Mais derrière la rage apparente, il semblait y avoir de la peur dans l’expression de ses yeux améthyste. Prestimion n’avait jamais vu la plus petite trace de désarroi sur les traits du Procurateur, un homme d’une assurance inébranlable, toujours maître de ses facultés. Mais la vue de Maundigand-Klimd semblait lui faire perdre la possession de lui-même.
— Qu’est-ce à dire, Prestimion ? lança-t-il avec aigreur. Pourquoi amenez-vous ce monstre à deux têtes dans mon antre ?
— Voilà des paroles injustes, cousin, répondit Prestimion. Je vous présente Maundigand-Klimd, grand mage de la cour, un être de science et de savoir. Il est venu restaurer votre mémoire et faire remonter pleinement à votre conscience certains actes dont le souvenir vous a été retiré.
— Ah ! rugit le Procurateur, les yeux étincelants de fureur. Vous reconnaissez donc que vous avez trafiqué mon cerveau ! Ce que vous avez nié, Prestimion, lors de votre première visite.
— Je ne l’ai pas nié ; je me suis abstenu de répondre quand vous m’en avez accusé. On s’est en effet livré à des manipulations que je déplore aujourd’hui, cousin. Je suis venu m’assurer que ce tort est réparé. Nous commencerons sans tarder… Comment allez-vous procéder, Maundigand-Klimd ?
L’effet conjugué de la rage et de la terreur empourpra et boursoufla la face de Dantirya Sambail. Ses grosses narines évasées se dilatèrent comme des abîmes, ses yeux se réduisirent à des fentes, occultant leur troublante beauté et ne laissant filtrer que la malveillance.
Il se ratatina contre le mur du cachot caverneux qui émettait ses pulsations vertes en faisant de petits gestes furieux de la main, comme pour défier le Su-Suheris de s’approcher. De sa gorge sortit un grondement étranglé.
Mais ce son affreux se mua soudain en un murmure tranquille, ses traits bouffis se détendirent, ses épaules massives s’affaissèrent et devinrent toutes molles.
Prestimion n’avait aucune idée de ce qui se passait entre les deux hommes, mais il semblait évident que quelque chose était en cours. Les têtes de Maundigand-Klimd se dressaient avec une inquiétante rigidité à l’extrémité de la longue colonne effilée de son cou. Les deux crânes fuselés donnaient l’impression de se toucher ou presque à leur sommet.
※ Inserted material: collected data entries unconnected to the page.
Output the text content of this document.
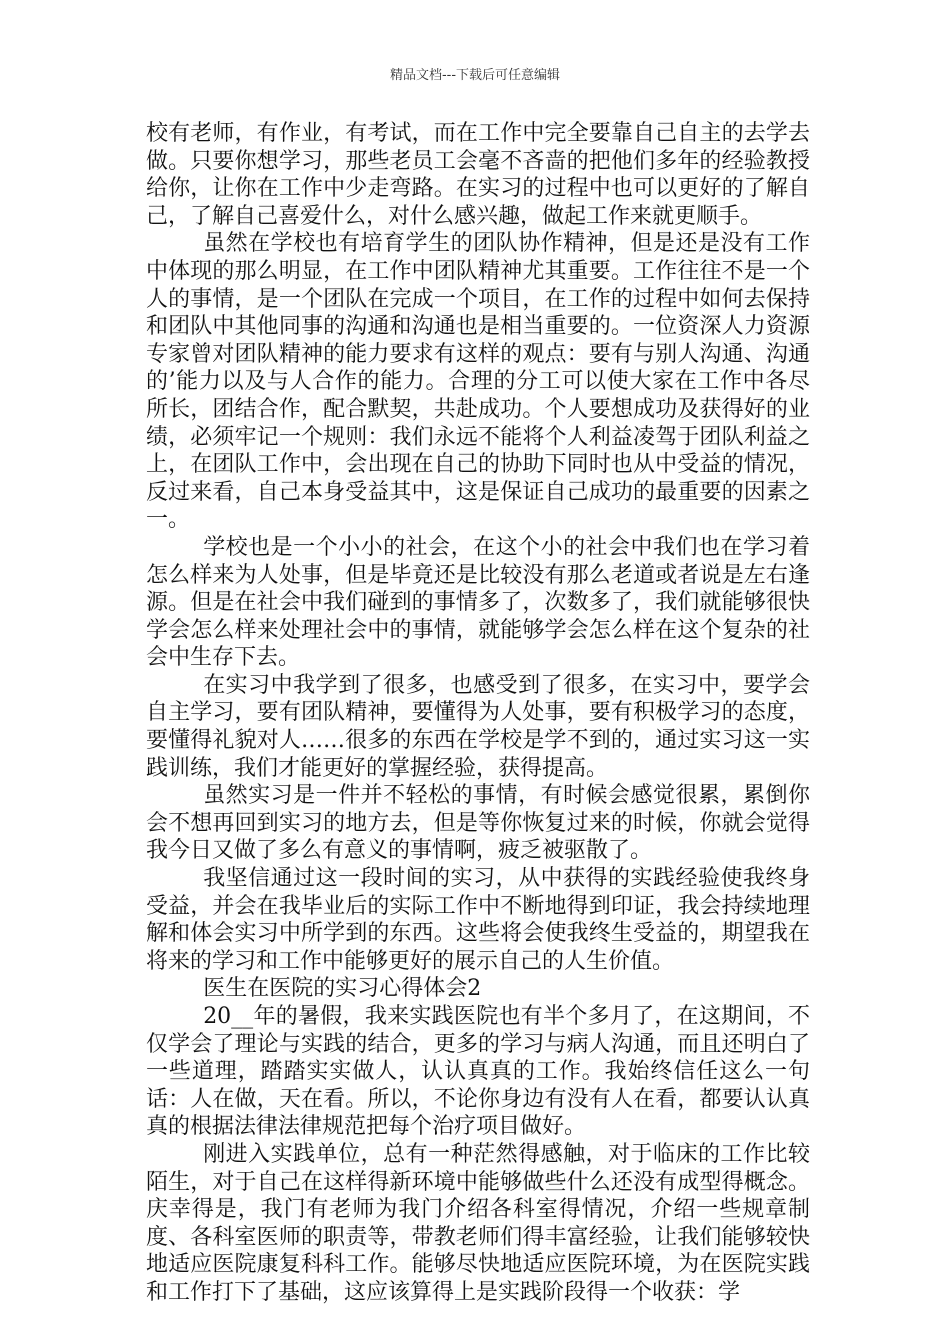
精品文档---下载后可任意编辑

校有老师，有作业，有考试，而在工作中完全要靠自己自主的去学去做。只要你想学习，那些老员工会毫不吝啬的把他们多年的经验教授给你，让你在工作中少走弯路。在实习的过程中也可以更好的了解自己，了解自己喜爱什么，对什么感兴趣，做起工作来就更顺手。

虽然在学校也有培育学生的团队协作精神，但是还是没有工作中体现的那么明显，在工作中团队精神尤其重要。工作往往不是一个人的事情，是一个团队在完成一个项目，在工作的过程中如何去保持和团队中其他同事的沟通和沟通也是相当重要的。一位资深人力资源专家曾对团队精神的能力要求有这样的观点：要有与别人沟通、沟通的’能力以及与人合作的能力。合理的分工可以使大家在工作中各尽所长，团结合作，配合默契，共赴成功。个人要想成功及获得好的业绩，必须牢记一个规则：我们永远不能将个人利益凌驾于团队利益之上，在团队工作中，会出现在自己的协助下同时也从中受益的情况，反过来看，自己本身受益其中，这是保证自己成功的最重要的因素之一。

学校也是一个小小的社会，在这个小的社会中我们也在学习着怎么样来为人处事，但是毕竟还是比较没有那么老道或者说是左右逢源。但是在社会中我们碰到的事情多了，次数多了，我们就能够很快学会怎么样来处理社会中的事情，就能够学会怎么样在这个复杂的社会中生存下去。

在实习中我学到了很多，也感受到了很多，在实习中，要学会自主学习，要有团队精神，要懂得为人处事，要有积极学习的态度，要懂得礼貌对人……很多的东西在学校是学不到的，通过实习这一实践训练，我们才能更好的掌握经验，获得提高。

虽然实习是一件并不轻松的事情，有时候会感觉很累，累倒你会不想再回到实习的地方去，但是等你恢复过来的时候，你就会觉得我今日又做了多么有意义的事情啊，疲乏被驱散了。

我坚信通过这一段时间的实习，从中获得的实践经验使我终身受益，并会在我毕业后的实际工作中不断地得到印证，我会持续地理解和体会实习中所学到的东西。这些将会使我终生受益的，期望我在将来的学习和工作中能够更好的展示自己的人生价值。

医生在医院的实习心得体会2

20__年的暑假，我来实践医院也有半个多月了，在这期间，不仅学会了理论与实践的结合，更多的学习与病人沟通，而且还明白了一些道理，踏踏实实做人，认认真真的工作。我始终信任这么一句话：人在做，天在看。所以，不论你身边有没有人在看，都要认认真真的根据法律法律规范把每个治疗项目做好。

刚进入实践单位，总有一种茫然得感触，对于临床的工作比较陌生，对于自己在这样得新环境中能够做些什么还没有成型得概念。庆幸得是，我门有老师为我门介绍各科室得情况，介绍一些规章制度、各科室医师的职责等，带教老师们得丰富经验，让我们能够较快地适应医院康复科科工作。能够尽快地适应医院环境，为在医院实践和工作打下了基础，这应该算得上是实践阶段得一个收获：学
Quelque chose d’invisible mais d’indiscutablement réel passait entre le Su-Suheris et Dantirya Sambail. Un terrible silence emplissait la salle souterraine, une tension quasi insupportable était perceptible.
Puis cette tension cessa : Maundigand-Klimd recula avec un bizarre hochement de ses deux têtes qui ressemblait beaucoup à de la satisfaction.
Dantirya Sambail paraissait sonné.
Il fit quelques pas vacillants le long du mur et se laissa tomber dans un siège où il resta prostré un moment, la tête dans les mains. Mais rapidement la formidable énergie qui l’habitait reprit le dessus. Il leva la tête ; l’expression de force démoniaque revint petit à petit sur son visage ; il adressa à Prestimion un sourire féroce, le signe manifeste qu’il était redevenu lui-même.
— Il s’en est fallu de peu, je vois, ce jour-là, à Thegomar Edge. Si j’avais mieux visé avec cette hache, je serais Coronal aujourd’hui au lieu d’être emprisonné dans vos tunnels.